Every pill you take could heal, harm, or kill you. Your opponent is playing the same game. The question is: who breaks first?
At its core, Side Effects is brutally simple. On your turn, you take a pill from the tray. You don’t know what it does. Neither does your opponent. Some increase your tolerance. Some restore health. Some are straight-up poison. You also have limited-use items—peek at pills, recover stats, or interfere with the other player.
The longer you stay in the game, the more pills you’ve taken—and the more unstable your body becomes. Take too many, and your tolerance maxes out, making even safe pills dangerous. Managing this invisible countdown is the game’s most nerve-wracking element. It's a slow push toward inevitable collapse.
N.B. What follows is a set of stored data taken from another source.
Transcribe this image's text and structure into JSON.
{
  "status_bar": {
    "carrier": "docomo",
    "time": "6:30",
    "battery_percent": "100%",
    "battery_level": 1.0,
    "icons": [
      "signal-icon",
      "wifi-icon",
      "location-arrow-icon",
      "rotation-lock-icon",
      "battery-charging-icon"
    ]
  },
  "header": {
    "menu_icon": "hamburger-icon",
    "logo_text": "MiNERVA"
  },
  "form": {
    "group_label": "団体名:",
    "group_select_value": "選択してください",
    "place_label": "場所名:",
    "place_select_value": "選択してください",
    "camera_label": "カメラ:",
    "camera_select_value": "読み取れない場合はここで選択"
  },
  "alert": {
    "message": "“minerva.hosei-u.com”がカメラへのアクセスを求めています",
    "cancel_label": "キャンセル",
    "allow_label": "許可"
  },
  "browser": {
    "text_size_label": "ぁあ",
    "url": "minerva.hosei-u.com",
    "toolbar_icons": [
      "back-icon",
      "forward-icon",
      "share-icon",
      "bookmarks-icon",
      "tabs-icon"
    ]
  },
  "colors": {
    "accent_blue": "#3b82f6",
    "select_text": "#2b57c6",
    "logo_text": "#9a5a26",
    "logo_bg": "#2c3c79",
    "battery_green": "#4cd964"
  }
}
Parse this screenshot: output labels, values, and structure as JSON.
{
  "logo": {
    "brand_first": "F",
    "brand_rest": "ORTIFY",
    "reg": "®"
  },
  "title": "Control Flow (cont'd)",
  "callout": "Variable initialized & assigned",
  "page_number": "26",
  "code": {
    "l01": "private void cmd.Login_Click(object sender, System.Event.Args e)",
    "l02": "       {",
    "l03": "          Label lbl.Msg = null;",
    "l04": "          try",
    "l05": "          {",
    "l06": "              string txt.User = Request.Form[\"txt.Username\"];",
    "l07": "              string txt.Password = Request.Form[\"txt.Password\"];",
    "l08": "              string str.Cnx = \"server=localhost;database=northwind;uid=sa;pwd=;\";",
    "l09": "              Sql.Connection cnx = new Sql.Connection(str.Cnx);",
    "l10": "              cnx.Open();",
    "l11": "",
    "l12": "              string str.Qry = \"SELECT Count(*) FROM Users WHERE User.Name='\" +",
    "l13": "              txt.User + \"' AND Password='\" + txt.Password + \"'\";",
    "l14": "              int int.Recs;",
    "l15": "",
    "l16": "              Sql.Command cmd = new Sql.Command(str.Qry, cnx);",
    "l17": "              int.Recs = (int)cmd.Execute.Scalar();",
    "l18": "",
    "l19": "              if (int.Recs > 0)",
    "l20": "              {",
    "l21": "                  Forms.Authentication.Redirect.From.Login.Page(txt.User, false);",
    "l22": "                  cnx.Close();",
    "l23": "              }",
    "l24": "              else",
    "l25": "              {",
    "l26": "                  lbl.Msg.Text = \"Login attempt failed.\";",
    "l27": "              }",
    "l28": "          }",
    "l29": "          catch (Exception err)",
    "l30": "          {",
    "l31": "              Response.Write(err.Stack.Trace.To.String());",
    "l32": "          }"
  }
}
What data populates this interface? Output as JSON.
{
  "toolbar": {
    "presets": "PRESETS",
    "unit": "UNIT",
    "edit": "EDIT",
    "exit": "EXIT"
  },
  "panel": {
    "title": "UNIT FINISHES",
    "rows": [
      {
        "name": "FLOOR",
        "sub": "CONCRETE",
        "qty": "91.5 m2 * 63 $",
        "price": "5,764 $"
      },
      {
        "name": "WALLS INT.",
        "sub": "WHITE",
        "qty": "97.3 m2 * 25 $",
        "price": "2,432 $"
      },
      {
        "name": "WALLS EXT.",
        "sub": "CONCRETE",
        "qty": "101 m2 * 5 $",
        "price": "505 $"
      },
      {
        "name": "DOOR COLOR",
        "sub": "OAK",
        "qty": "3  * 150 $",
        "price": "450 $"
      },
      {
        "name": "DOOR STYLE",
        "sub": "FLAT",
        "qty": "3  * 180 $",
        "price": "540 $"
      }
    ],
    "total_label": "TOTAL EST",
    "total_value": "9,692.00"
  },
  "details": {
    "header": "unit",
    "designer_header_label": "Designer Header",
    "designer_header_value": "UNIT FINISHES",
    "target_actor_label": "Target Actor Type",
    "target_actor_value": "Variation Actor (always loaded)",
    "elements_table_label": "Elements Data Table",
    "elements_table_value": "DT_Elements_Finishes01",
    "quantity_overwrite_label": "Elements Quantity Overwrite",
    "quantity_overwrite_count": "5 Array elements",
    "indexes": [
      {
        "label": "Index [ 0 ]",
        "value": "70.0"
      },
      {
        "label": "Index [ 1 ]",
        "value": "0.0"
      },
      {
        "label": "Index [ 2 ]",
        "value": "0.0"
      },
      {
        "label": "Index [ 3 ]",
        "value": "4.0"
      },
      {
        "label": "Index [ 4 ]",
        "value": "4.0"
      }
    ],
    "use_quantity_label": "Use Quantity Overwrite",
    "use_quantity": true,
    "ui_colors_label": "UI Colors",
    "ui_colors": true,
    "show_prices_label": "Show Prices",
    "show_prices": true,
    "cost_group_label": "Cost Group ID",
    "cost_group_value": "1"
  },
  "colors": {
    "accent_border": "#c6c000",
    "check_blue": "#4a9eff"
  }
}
Whether you’re facing a real player or the prototype’s AI, Side Effects becomes a battle of will. Do you risk another pill? Do you bluff? Do you bait your opponent into overextending? The minimalist UI hides intense strategic depth.
Don’t expect polish—this is a prototype, and it shows. There are missing sounds, occasional bugs, and a sometimes-quirky AI. But the rawness adds to the atmosphere. The tension, the minimalism, the unpredictability—they all feed into the experience.
If you enjoy discomfort, decision-making, and games that mess with your nerves, Side Effects hits hard. And while the browser version is playable, the downloadable version runs smoother and looks better.
In a sea of overdesigned games, Side Effects thrives on what it doesn’t show. No health bars. No flashy animations. Just decisions, consequences, and the creeping realization that your next move might be your last.